Um quarto de todas as calorias derivadas de alimentos cultivados para
consumo humano se perde ou se desperdiça, seja de forma proposital ou
não, segundo novas estimativas. Agora que a carestia dos alimentos é
considerada algo normal, embora a demanda por estes produtos em todo o
mundo continue aumentando rapidamente, em Washington ativistas e
especialistas em desenvolvimento pedem uma ação nacional e internacional
concertada de uma maneira sem precedentes.
“O mundo enfrentou um fracasso análogo da eficiência nos anos 1970
com a energia”, diz um documento de trabalho elaborado em conjunto pelo
Programa das Nações Unidas para o Meio Ambiente (Pnuma) e o WRI, uma
organização dedicada ao meio ambiente e ao desenvolvimento com sede em
Washington. O estudo mostra que a combinação de preços recordes e
demanda crescente de petróleo fez com que o mundo travasse uma guerra
pela eficiência energética, e que algo semelhante ocorrerá com os
alimentos.
Também estima que a quantidade de terra usada para cultivar estes
alimentos que são desperdiçados equivale à superfície do México e
consome 28 milhões de toneladas de fertilizantes. Porém, os motivos
deste desperdício de recursos são muito diversos, e vão desde a
ineficiência no armazenamento nas propriedades rurais e durante o
transporte para os mercados, até a confusão dos consumidores sobre o que
fazer com os alimentos considerados “velhos”.
As novas conclusões coincidem com a divulgação de estatísticas
surpreendentes sobre o alcance da fome no mundo. Segundo uma série de
estudos divulgados no dia 6, na revista médica britânica The Lancet,
a desnutrição responde por cerca de 45% de todas as mortes de menores
de cinco anos, muito mais do que a proporção de aproximadamente um terço
que se acreditava antes.
“Em boa parte, o alcance deste desperdício de alimentos é um fracasso
da tecnologia. Por exemplo, na África há agricultores que ainda não têm
eletricidade para armazenagem a frio”, disse à IPS Craig Hanson,
coautor do documento de trabalho do WRI. “Por um lado, podemos dizer que
há muitas maneiras de baixar custos em que os doadores podem ajudar.

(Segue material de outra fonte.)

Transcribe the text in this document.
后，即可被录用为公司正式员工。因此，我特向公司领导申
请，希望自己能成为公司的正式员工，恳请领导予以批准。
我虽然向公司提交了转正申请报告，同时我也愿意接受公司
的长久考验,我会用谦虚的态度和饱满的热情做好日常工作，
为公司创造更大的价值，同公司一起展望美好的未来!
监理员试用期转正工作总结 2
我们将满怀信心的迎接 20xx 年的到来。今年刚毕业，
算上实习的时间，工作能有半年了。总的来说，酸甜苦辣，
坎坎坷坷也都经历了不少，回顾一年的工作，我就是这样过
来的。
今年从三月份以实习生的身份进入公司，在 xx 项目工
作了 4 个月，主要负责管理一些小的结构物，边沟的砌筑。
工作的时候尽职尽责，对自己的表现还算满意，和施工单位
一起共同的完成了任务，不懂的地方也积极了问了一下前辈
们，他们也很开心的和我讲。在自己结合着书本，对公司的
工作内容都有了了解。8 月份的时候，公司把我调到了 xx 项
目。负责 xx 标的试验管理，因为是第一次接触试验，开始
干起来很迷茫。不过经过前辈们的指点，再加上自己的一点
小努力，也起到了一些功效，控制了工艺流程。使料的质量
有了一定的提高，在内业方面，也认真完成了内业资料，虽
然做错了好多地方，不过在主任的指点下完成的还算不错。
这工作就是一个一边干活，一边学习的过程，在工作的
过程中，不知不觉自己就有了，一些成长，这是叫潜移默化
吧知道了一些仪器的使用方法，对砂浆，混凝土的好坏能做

Porém, também temos que reconhecer que a pesquisa agrícola sobre
assuntos posteriores à colheita é diminuta, de apenas 5% dos
investimentos totais. Esse é um grande desequilíbrio”, acrescentou.

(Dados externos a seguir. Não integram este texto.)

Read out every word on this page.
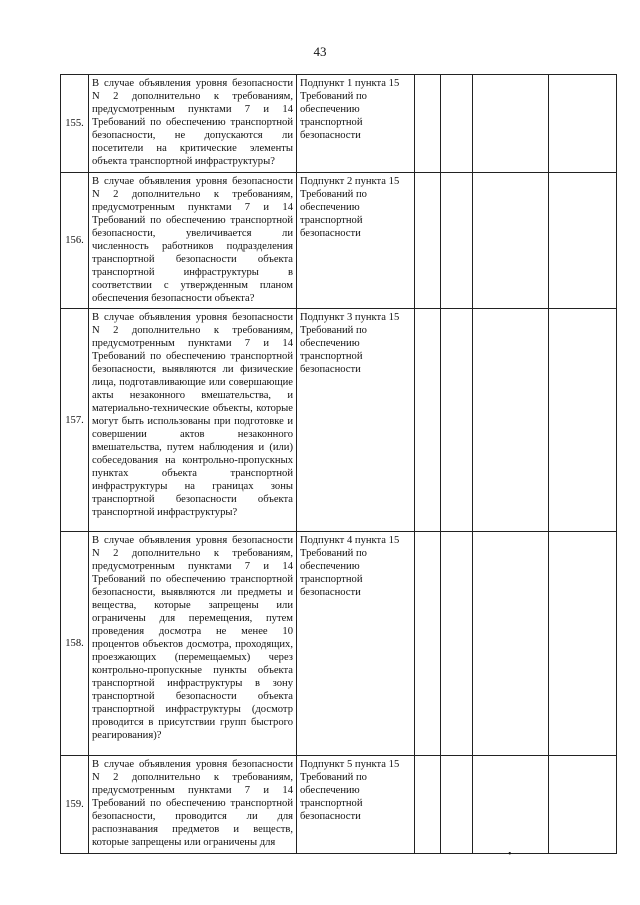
43
155.	В случае объявления уровня безопасности N 2 дополнительно к требованиям, предусмотренным пунктами 7 и 14 Требований по обеспечению транспортной безопасности, не допускаются ли посетители на критические элементы объекта транспортной инфраструктуры?	Подпункт 1 пункта 15 Требований по обеспечению транспортной безопасности				
156.	В случае объявления уровня безопасности N 2 дополнительно к требованиям, предусмотренным пунктами 7 и 14 Требований по обеспечению транспортной безопасности, увеличивается ли численность работников подразделения транспортной безопасности объекта транспортной инфраструктуры в соответствии с утвержденным планом обеспечения безопасности объекта?	Подпункт 2 пункта 15 Требований по обеспечению транспортной безопасности				
157.	В случае объявления уровня безопасности N 2 дополнительно к требованиям, предусмотренным пунктами 7 и 14 Требований по обеспечению транспортной безопасности, выявляются ли физические лица, подготавливающие или совершающие акты незаконного вмешательства, и материально-технические объекты, которые могут быть использованы при подготовке и совершении актов незаконного вмешательства, путем наблюдения и (или) собеседования на контрольно-пропускных пунктах объекта транспортной инфраструктуры на границах зоны транспортной безопасности объекта транспортной инфраструктуры?	Подпункт 3 пункта 15 Требований по обеспечению транспортной безопасности				
158.	В случае объявления уровня безопасности N 2 дополнительно к требованиям, предусмотренным пунктами 7 и 14 Требований по обеспечению транспортной безопасности, выявляются ли предметы и вещества, которые запрещены или ограничены для перемещения, путем проведения досмотра не менее 10 процентов объектов досмотра, проходящих, проезжающих (перемещаемых) через контрольно-пропускные пункты объекта транспортной инфраструктуры в зону транспортной безопасности объекта транспортной инфраструктуры (досмотр проводится в присутствии групп быстрого реагирования)?	Подпункт 4 пункта 15 Требований по обеспечению транспортной безопасности				
159.	В случае объявления уровня безопасности N 2 дополнительно к требованиям, предусмотренным пунктами 7 и 14 Требований по обеспечению транспортной безопасности, проводится ли для распознавания предметов и веществ, которые запрещены или ограничены для	Подпункт 5 пункта 15 Требований по обеспечению транспортной безопасности				
•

Hanson disse que embora os doadores e filantropos possam duplicar
esse número, chegando a apenas 10% de todos os investimentos agrícolas,
“se obterá um ganho enorme nas calorias disponíveis para a população”.
Em vista disso, os níveis de desperdício de alimentos parecem ser
amplamente semelhantes entre os países industrializados e os que estão
em desenvolvimento. Cerca de 56% do desperdício total ocorre nas nações
ricas e aproximadamente 44% nos países pobres.

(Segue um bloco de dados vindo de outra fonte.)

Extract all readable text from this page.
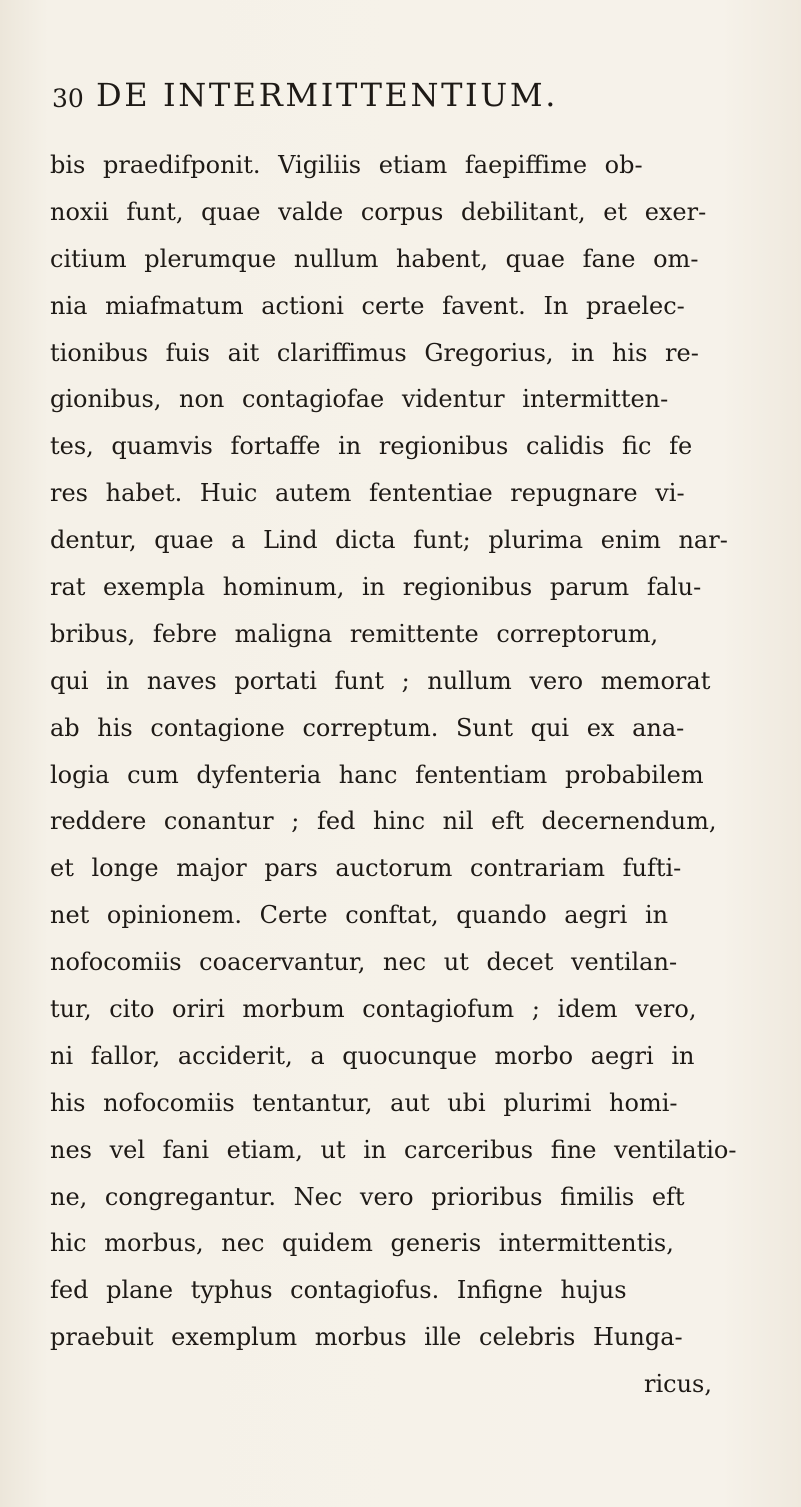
30 DE INTERMITTENTIUM.
bis praedifponit. Vigiliis etiam faepiffime ob-
noxii funt, quae valde corpus debilitant, et exer-
citium plerumque nullum habent, quae fane om-
nia miafmatum actioni certe favent. In praelec-
tionibus fuis ait clariffimus Gregorius, in his re-
gionibus, non contagiofae videntur intermitten-
tes, quamvis fortaffe in regionibus calidis fic fe
res habet. Huic autem fententiae repugnare vi-
dentur, quae a Lind dicta funt; plurima enim nar-
rat exempla hominum, in regionibus parum falu-
bribus, febre maligna remittente correptorum,
qui in naves portati funt ; nullum vero memorat
ab his contagione correptum. Sunt qui ex ana-
logia cum dyfenteria hanc fententiam probabilem
reddere conantur ; fed hinc nil eft decernendum,
et longe major pars auctorum contrariam fufti-
net opinionem. Certe conftat, quando aegri in
nofocomiis coacervantur, nec ut decet ventilan-
tur, cito oriri morbum contagiofum ; idem vero,
ni fallor, acciderit, a quocunque morbo aegri in
his nofocomiis tentantur, aut ubi plurimi homi-
nes vel fani etiam, ut in carceribus fine ventilatio-
ne, congregantur. Nec vero prioribus fimilis eft
hic morbus, nec quidem generis intermittentis,
fed plane typhus contagiofus. Infigne hujus
praebuit exemplum morbus ille celebris Hunga-
ricus,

Na verdade, a Ásia meridional e do sudeste respondem por quase um
quarto de todo o desperdício mundial de alimentos, enquanto os países da
parte industrial do continente são responsáveis por outros 28%. De todo
modo, esses números escondem discrepâncias muito maiores por pessoa,
particularmente em relação à América do Norte. O governo dos Estados
Unidos, por exemplo, estima que o país só desperdiça cerca de 40% de seu
fornecimento de alimentos.
A maioria das regiões do mundo desperdiça entre 400 mil (Ásia
meridional e sudeste asiático) e 750 mil calorias (Europa) por pessoa a
cada dia, segundo o novo estudo. Entretanto, na América do Norte esse
número dispara para mais de 1,5 milhão, com base em estatísticas de
2011. Segundo os atuais padrões internacionais, um adulto ativo
necessita de 2.200 a três mil calorias diárias.
“As grandes deficiências sugerem grandes oportunidades de economia”,
afirma o documento. “Reduzir a perda e o desperdício de alimentos pode
ser uma das principais estratégias mundiais para conseguir um futuro
alimentar sustentável”. Naturalmente, o fantasma que paira sobre este
assunto são os cerca de dez bilhões de habitantes que o planeta terá até
2050, e os 60% a mais de calorias que se estima serão necessárias para
alimentá-los, tomando por base os níveis de 2006.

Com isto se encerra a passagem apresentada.